20 de outubro de 2008
Estimulados, de um lado, pela busca desenfreada por
efemérides promovida pelos órgãos de comunicação que, na ausência de uma
política de análise séria e profunda da nossa história se socorrem na
superficialidade do fait divers e, ao mesmo tempo, não podendo
escapar à característica ôntica do homem como ser histórico e
condicionado pelo milenarismo, vivemos no atual instante uma rememoração
do ano de 1968, no ensejo do seu 40º aniversário.
Dada a nossa crônica incapacidade de preservarmos a
história, que faz lembrar a frase de Ivan Lessa de que “de 15 em 15 anos
esquecemos tudo o que aconteceu nos últimos 15 anos”, são os mesmos
órgãos de comunicação que apoiaram – com pequenas ressalvas – o longo
governo militar que regeu o Brasil de 1964 a 1985, que se dedicam a
relembrar o movimento estudantil de 1968, tingindo muitas cores reais –
que já se perderam com o tempo – com matizes distorcidos e obscuros.
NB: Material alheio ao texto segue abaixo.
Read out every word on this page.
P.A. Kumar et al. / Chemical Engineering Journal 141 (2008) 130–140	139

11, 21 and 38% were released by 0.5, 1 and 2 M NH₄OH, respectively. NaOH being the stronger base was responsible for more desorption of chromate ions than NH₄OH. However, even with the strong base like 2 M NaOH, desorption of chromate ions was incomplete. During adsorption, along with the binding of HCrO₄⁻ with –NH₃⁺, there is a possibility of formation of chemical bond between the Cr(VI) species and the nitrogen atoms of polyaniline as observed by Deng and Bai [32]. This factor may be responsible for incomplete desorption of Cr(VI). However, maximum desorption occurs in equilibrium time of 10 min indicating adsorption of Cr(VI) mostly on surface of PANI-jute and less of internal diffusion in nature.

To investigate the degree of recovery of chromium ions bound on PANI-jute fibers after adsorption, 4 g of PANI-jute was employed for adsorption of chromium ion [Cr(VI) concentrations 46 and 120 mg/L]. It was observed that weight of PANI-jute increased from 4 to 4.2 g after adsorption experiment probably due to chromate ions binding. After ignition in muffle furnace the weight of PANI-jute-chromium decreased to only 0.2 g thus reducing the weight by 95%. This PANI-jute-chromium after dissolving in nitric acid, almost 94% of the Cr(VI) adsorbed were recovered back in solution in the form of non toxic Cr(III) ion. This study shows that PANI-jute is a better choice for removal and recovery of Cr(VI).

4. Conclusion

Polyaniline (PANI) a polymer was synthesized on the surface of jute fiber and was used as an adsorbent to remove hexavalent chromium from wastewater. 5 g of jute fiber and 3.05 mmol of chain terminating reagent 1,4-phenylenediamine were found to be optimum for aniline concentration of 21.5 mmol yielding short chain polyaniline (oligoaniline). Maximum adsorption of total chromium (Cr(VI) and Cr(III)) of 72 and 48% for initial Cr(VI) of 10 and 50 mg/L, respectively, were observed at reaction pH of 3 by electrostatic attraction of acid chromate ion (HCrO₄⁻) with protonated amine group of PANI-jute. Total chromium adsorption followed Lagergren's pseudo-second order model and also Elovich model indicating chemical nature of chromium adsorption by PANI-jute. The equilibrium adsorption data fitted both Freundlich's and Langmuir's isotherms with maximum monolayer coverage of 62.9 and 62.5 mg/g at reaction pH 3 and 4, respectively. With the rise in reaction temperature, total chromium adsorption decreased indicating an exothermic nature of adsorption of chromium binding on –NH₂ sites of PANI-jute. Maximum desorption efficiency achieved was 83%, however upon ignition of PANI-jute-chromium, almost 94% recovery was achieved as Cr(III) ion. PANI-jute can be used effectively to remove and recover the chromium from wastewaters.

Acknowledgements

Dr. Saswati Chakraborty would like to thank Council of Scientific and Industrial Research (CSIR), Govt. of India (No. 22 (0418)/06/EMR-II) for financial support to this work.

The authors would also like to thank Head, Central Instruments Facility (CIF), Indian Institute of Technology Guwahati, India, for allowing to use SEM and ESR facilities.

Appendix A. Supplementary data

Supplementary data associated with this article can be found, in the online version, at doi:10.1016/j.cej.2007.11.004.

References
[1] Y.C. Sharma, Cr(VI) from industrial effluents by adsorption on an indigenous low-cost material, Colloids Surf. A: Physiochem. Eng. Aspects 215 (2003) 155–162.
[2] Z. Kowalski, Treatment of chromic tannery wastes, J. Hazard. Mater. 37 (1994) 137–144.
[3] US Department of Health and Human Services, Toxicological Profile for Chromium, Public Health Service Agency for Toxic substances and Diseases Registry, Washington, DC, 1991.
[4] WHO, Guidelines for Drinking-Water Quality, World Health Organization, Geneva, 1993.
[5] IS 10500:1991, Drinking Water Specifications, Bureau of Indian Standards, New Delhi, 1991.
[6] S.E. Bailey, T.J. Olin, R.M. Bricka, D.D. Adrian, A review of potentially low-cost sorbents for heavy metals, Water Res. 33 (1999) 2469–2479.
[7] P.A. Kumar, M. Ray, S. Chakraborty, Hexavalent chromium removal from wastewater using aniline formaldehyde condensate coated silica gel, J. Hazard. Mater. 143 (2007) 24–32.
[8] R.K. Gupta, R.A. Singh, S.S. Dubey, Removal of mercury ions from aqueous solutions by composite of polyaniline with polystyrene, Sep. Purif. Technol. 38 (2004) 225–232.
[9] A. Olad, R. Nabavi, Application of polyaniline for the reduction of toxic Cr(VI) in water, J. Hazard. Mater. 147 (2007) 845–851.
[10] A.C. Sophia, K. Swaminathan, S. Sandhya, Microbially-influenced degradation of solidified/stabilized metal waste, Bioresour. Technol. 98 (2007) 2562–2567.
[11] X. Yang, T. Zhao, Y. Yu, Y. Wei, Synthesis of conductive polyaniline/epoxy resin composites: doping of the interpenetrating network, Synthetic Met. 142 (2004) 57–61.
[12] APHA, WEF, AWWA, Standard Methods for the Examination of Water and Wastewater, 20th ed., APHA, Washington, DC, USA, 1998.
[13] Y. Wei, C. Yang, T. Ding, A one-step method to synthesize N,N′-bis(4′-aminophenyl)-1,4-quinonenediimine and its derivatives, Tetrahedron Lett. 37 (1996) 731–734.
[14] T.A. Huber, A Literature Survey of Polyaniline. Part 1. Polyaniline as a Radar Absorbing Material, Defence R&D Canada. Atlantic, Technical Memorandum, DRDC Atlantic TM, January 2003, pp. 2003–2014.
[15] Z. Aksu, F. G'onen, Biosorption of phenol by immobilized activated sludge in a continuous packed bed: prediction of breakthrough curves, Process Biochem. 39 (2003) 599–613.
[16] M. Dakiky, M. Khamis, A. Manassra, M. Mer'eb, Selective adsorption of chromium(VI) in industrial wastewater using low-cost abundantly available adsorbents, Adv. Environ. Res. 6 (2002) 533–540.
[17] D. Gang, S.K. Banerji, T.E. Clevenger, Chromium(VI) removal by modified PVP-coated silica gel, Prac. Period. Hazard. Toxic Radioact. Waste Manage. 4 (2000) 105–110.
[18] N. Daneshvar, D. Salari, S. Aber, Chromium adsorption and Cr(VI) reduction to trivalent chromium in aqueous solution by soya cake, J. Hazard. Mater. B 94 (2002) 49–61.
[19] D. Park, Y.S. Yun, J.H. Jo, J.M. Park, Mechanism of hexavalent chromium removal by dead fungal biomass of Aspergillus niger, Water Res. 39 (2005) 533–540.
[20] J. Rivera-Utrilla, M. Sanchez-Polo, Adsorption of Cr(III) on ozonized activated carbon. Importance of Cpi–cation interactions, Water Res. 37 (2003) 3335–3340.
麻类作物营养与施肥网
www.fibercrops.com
Folha de S.Paulo, O Globo, a notória TV Globo e até o
inefável Estadão, que quase incondicionalmente também se perfilou
ao lado dos gorilas brasileiros, se transformam em paladinos das nossas
liberdades democráticas e guardiões da memória nacional.
Ao mesmo tempo, muitos dos que participaram das
passeatas, das assembléias estudantis e dos comícios relâmpagos, além
dos partidos políticos que lutavam contra a ditadura, se envolvem neste
processo marcado pelo elemento subjetivo que privilegia o gesto pessoal
acima da conjuntura histórica, sem considerar que muitos destes gestos –
de inegável heroísmo – não conseguiram sensibilizar a sociedade
brasileira, que ainda permaneceu por um longo tempo apoiando o governo
militar. Na verdade, foi a degradação das condições econômicas,
associada às contradições externas, que levou às pressões políticas que
produziram uma nova ordem, fazendo ruir o pesado edifício da ditadura
militar de 64.
A participação da sociedade brasileira somente chegou – e
finalmente! – quando até mesmo os ratos do porão do sistema já então
obsoleto e corrompido – como José Sarney, Marco Maciel, Antônio Carlos
Magalhães et alii – começaram a abandonar o navio que afundava.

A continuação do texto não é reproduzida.